Some robotics challenges have immediately obvious applications. Others focus more on helping systems solve larger problems. Teaching little robots to play football against each other falls squarely into the latter category.
The authors of a new paper detailing the use of reinforcement learning to teach MIT’s Mini Cheetah robot to play goalie note:
The football goalkeeper using quadrupeds is a difficult problem that combines highly dynamic locomotion with precise and rapid manipulation of a non-prehensile object (ball). The robot must react and intercept a potentially flying ball using dynamic locomotion maneuvers in a very short time, typically less than a second. In this article, we propose to solve this problem by using an RL framework without a hierarchical model.

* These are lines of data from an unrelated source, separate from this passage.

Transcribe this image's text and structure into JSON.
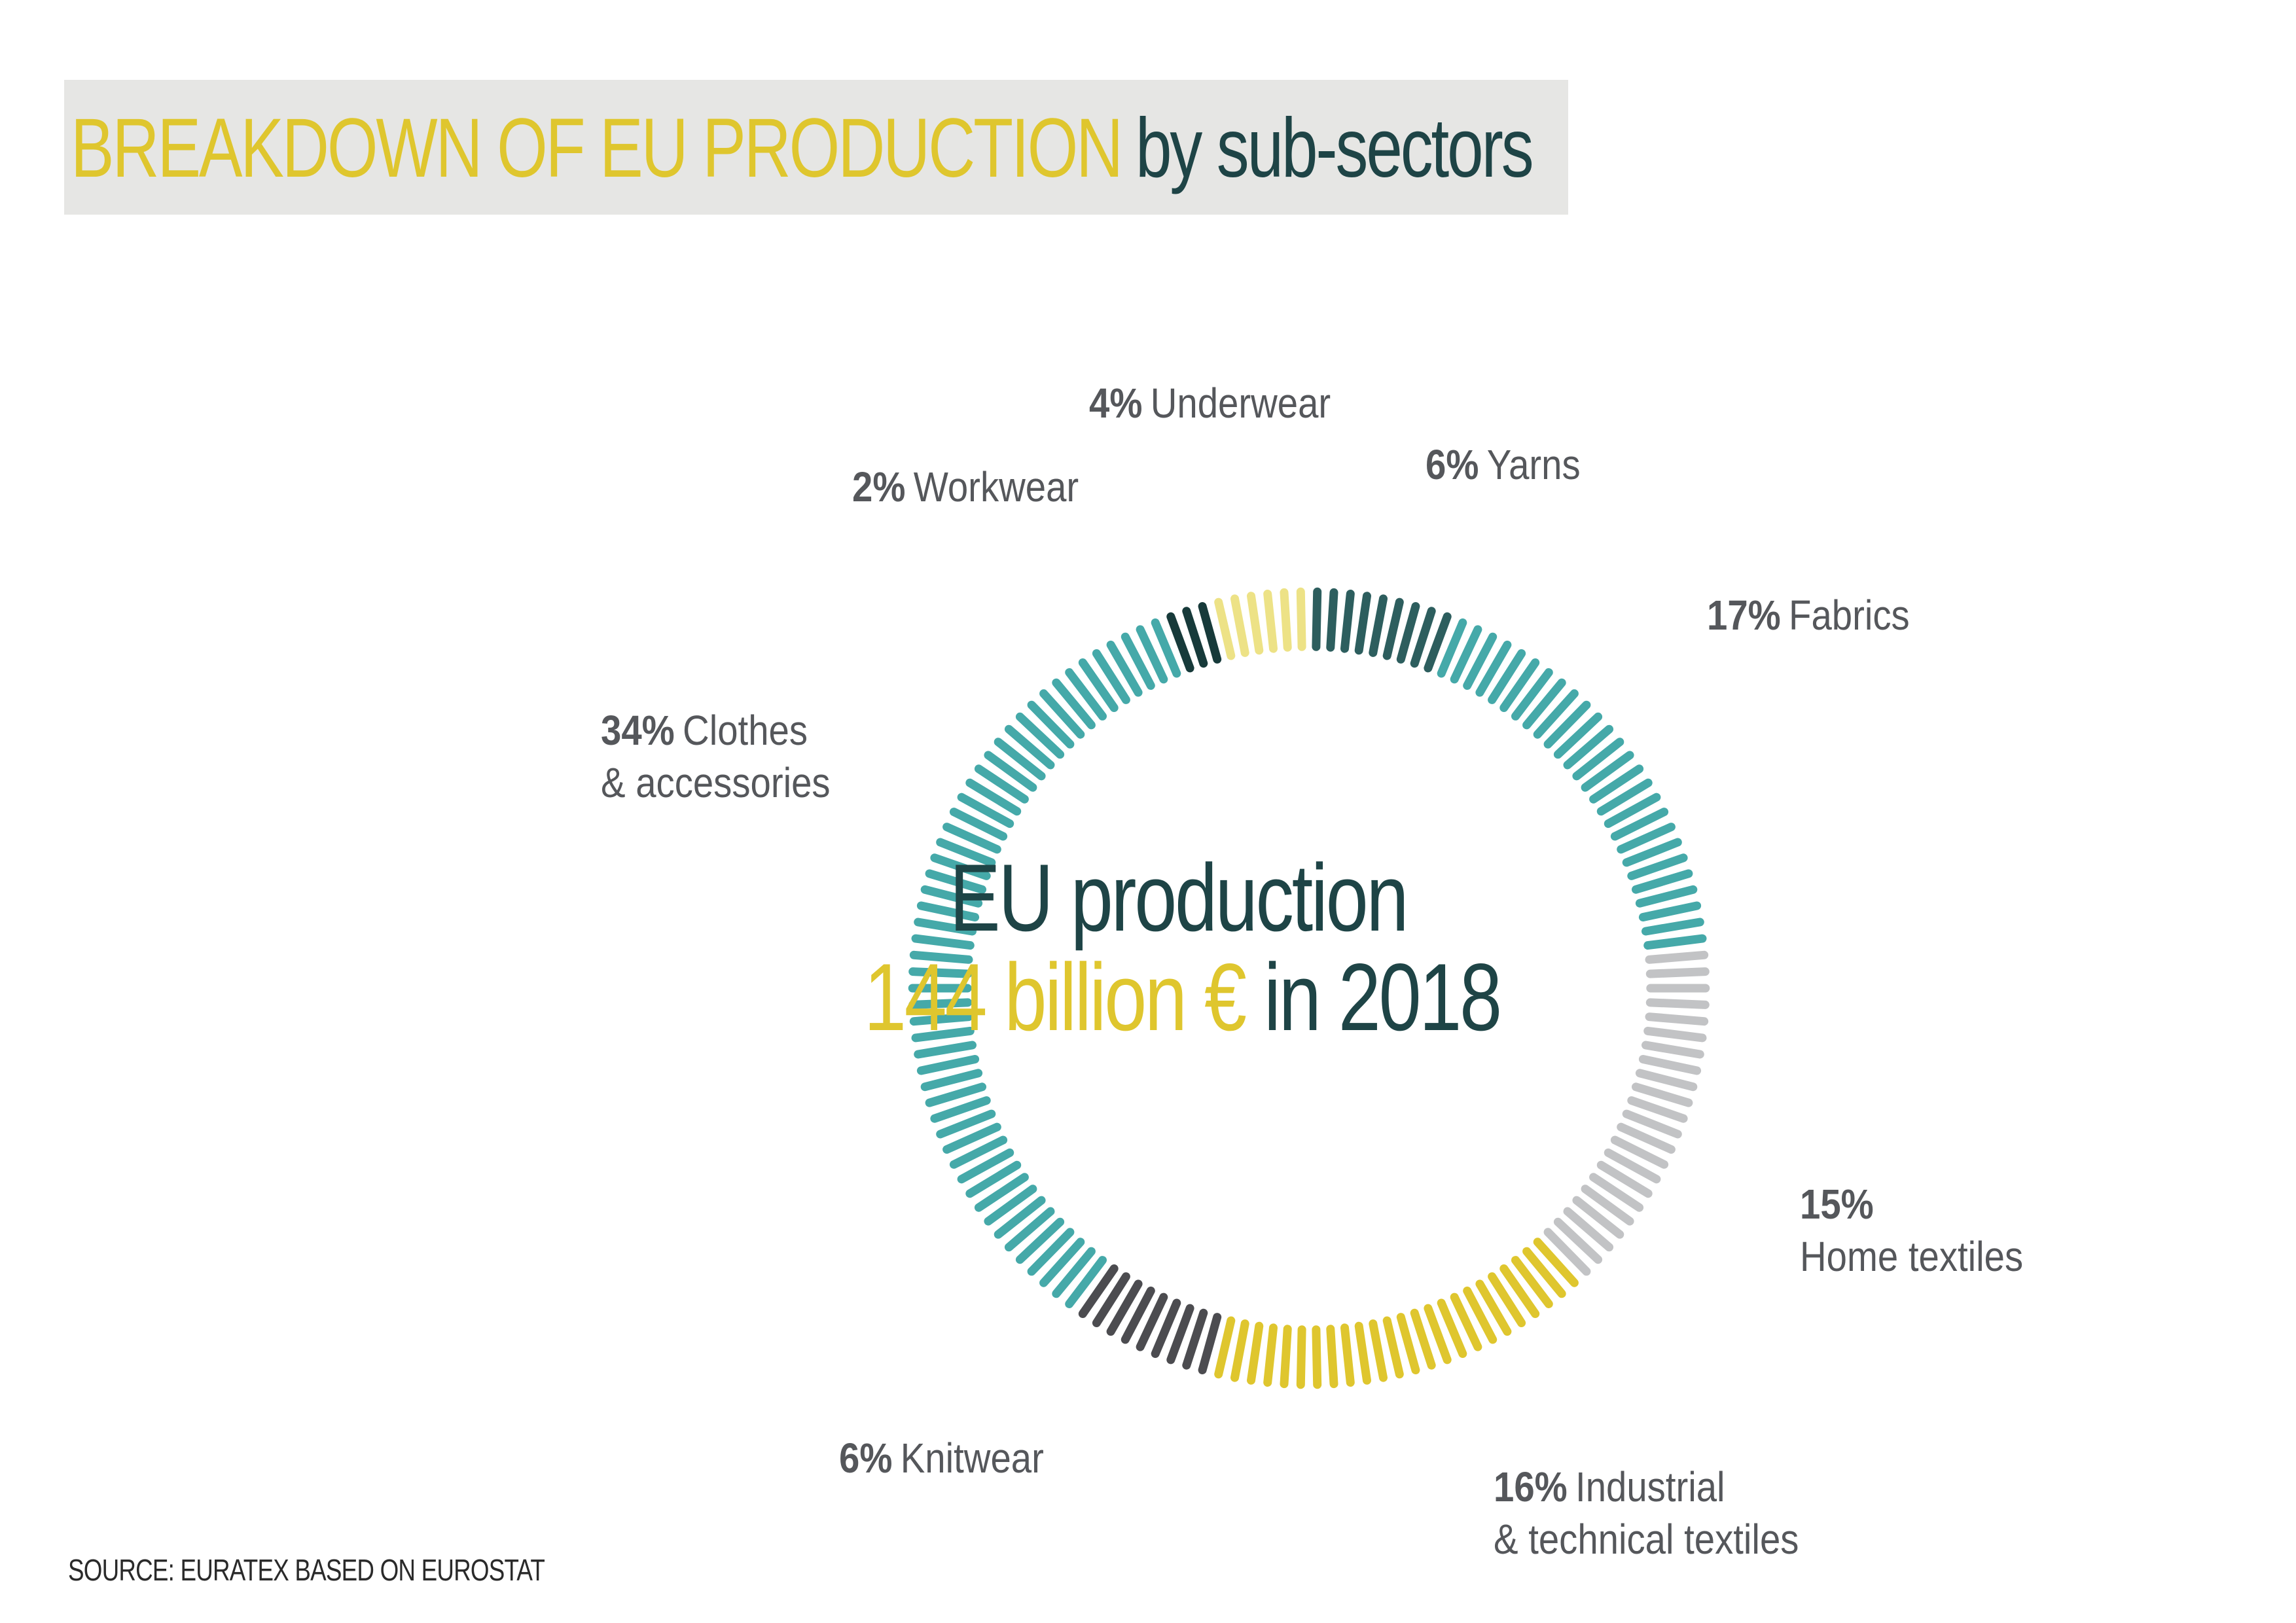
{
  "title": {
    "part1": "BREAKDOWN OF EU PRODUCTION",
    "part2": "by sub-sectors"
  },
  "center": {
    "line1": "EU production",
    "amount": "144 billion €",
    "year": "in 2018"
  },
  "source": "SOURCE: EURATEX BASED ON EUROSTAT",
  "colors": {
    "yellow": "#dfc62e",
    "light_yellow": "#ede286",
    "teal": "#45a9a9",
    "dark_teal": "#2d5e5e",
    "very_dark_teal": "#173a3a",
    "grey": "#c2c3c5",
    "dark_grey": "#4c4c50",
    "text_grey": "#55575b"
  },
  "chart_data": {
    "type": "pie",
    "style": "radial-bar-donut",
    "total": "144 billion €",
    "year": "2018",
    "slices": [
      {
        "pct_label": "6%",
        "name": "Yarns",
        "value": 6,
        "color": "#2d5e5e"
      },
      {
        "pct_label": "17%",
        "name": "Fabrics",
        "value": 17,
        "color": "#45a9a9"
      },
      {
        "pct_label": "15%",
        "name": "Home textiles",
        "value": 15,
        "color": "#c2c3c5"
      },
      {
        "pct_label": "16%",
        "name": "Industrial & technical textiles",
        "value": 16,
        "color": "#dfc62e"
      },
      {
        "pct_label": "6%",
        "name": "Knitwear",
        "value": 6,
        "color": "#4c4c50"
      },
      {
        "pct_label": "34%",
        "name": "Clothes & accessories",
        "value": 34,
        "color": "#45a9a9"
      },
      {
        "pct_label": "2%",
        "name": "Workwear",
        "value": 2,
        "color": "#173a3a"
      },
      {
        "pct_label": "4%",
        "name": "Underwear",
        "value": 4,
        "color": "#ede286"
      }
    ]
  }
}
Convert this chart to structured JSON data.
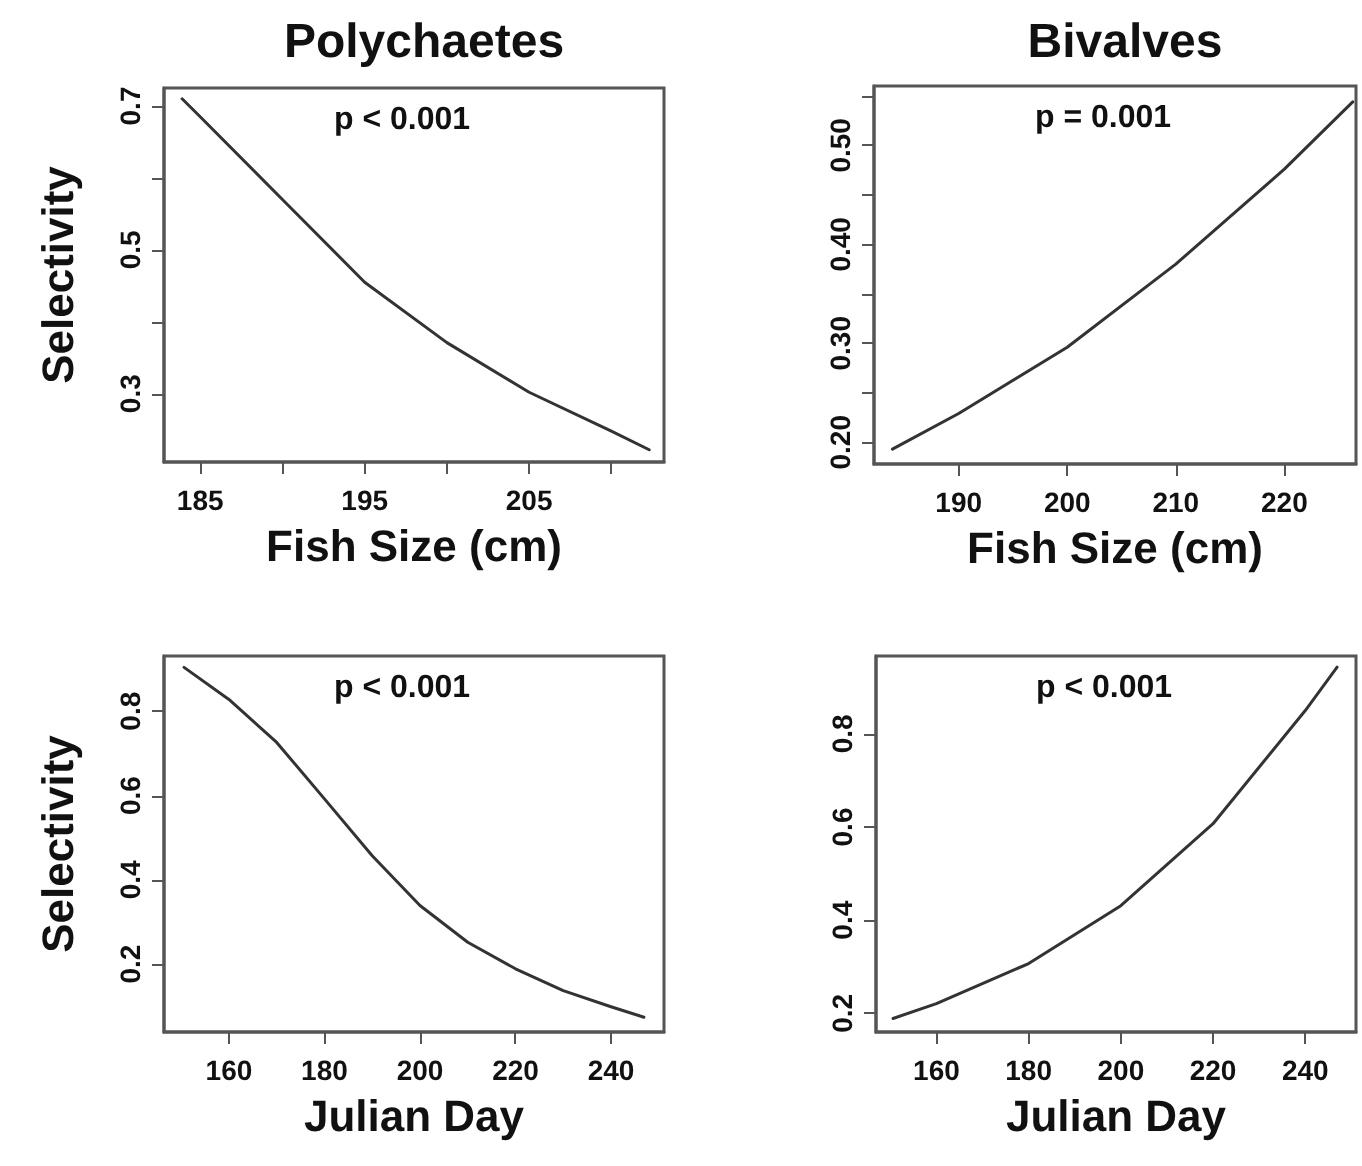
{
  "chart_data": [
    {
      "type": "line",
      "title": "Polychaetes",
      "xlabel": "Fish Size (cm)",
      "ylabel": "Selectivity",
      "annotations": [
        "p < 0.001"
      ],
      "color": "#333333",
      "grid": false,
      "x": [
        183.9,
        185,
        190,
        195,
        200,
        205,
        210,
        212.3
      ],
      "values": [
        0.71,
        0.685,
        0.57,
        0.455,
        0.371,
        0.302,
        0.248,
        0.222
      ],
      "xlim": [
        182.8,
        213.2
      ],
      "xticks": [
        185,
        {
          "value": 190,
          "label": null
        },
        195,
        {
          "value": 200,
          "label": null
        },
        205,
        {
          "value": 210,
          "label": null
        }
      ],
      "ylim": [
        0.205,
        0.725
      ],
      "yticks": [
        0.3,
        {
          "value": 0.4,
          "label": null
        },
        0.5,
        {
          "value": 0.6,
          "label": null
        },
        0.7
      ]
    },
    {
      "type": "line",
      "title": "Bivalves",
      "xlabel": "Fish Size (cm)",
      "annotations": [
        "p = 0.001"
      ],
      "color": "#333333",
      "grid": false,
      "x": [
        183.9,
        190,
        200,
        210,
        220,
        226.3
      ],
      "values": [
        0.193,
        0.229,
        0.296,
        0.38,
        0.476,
        0.544
      ],
      "xlim": [
        182.2,
        226.6
      ],
      "xticks": [
        190,
        200,
        210,
        220
      ],
      "ylim": [
        0.178,
        0.56
      ],
      "yticks": [
        {
          "value": 0.2,
          "label": "0.20"
        },
        {
          "value": 0.25,
          "label": null
        },
        {
          "value": 0.3,
          "label": "0.30"
        },
        {
          "value": 0.35,
          "label": null
        },
        {
          "value": 0.4,
          "label": "0.40"
        },
        {
          "value": 0.45,
          "label": null
        },
        {
          "value": 0.5,
          "label": "0.50"
        },
        {
          "value": 0.55,
          "label": null
        }
      ]
    },
    {
      "type": "line",
      "xlabel": "Julian Day",
      "ylabel": "Selectivity",
      "annotations": [
        "p < 0.001"
      ],
      "color": "#333333",
      "grid": false,
      "x": [
        150.6,
        160,
        170,
        180,
        190,
        200,
        210,
        220,
        230,
        240,
        246.9
      ],
      "values": [
        0.904,
        0.828,
        0.726,
        0.592,
        0.457,
        0.339,
        0.252,
        0.189,
        0.137,
        0.099,
        0.074
      ],
      "xlim": [
        146.4,
        251.1
      ],
      "xticks": [
        160,
        180,
        200,
        220,
        240
      ],
      "ylim": [
        0.039,
        0.931
      ],
      "yticks": [
        0.2,
        0.4,
        0.6,
        0.8
      ]
    },
    {
      "type": "line",
      "xlabel": "Julian Day",
      "annotations": [
        "p < 0.001"
      ],
      "color": "#333333",
      "grid": false,
      "x": [
        150.6,
        160,
        180,
        200,
        220,
        240,
        246.9
      ],
      "values": [
        0.189,
        0.221,
        0.307,
        0.431,
        0.607,
        0.85,
        0.943
      ],
      "xlim": [
        146.9,
        251
      ],
      "xticks": [
        160,
        180,
        200,
        220,
        240
      ],
      "ylim": [
        0.16,
        0.967
      ],
      "yticks": [
        0.2,
        0.4,
        0.6,
        0.8
      ]
    }
  ]
}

In effect, the robot must lock into a projectile and maneuver to block the bullet in less than a second. Robot settings are set in an emulator, and the Mini Cheetah relies on a trio of moves – dodging, dipping and jumping – to block the ball on its way to the goal by determining its trajectory in motion.
To test the effectiveness of the program, the team pitted the system against both a human component and another Mini Cheetah. Notably, the same basic framework used in defending the goal can be applied in attack. The authors of the article note: “In this work, we have focused only on the goalkeeper task, but the proposed framework can be extended to other scenarios, such as the multi soccer ball kick. -skills.”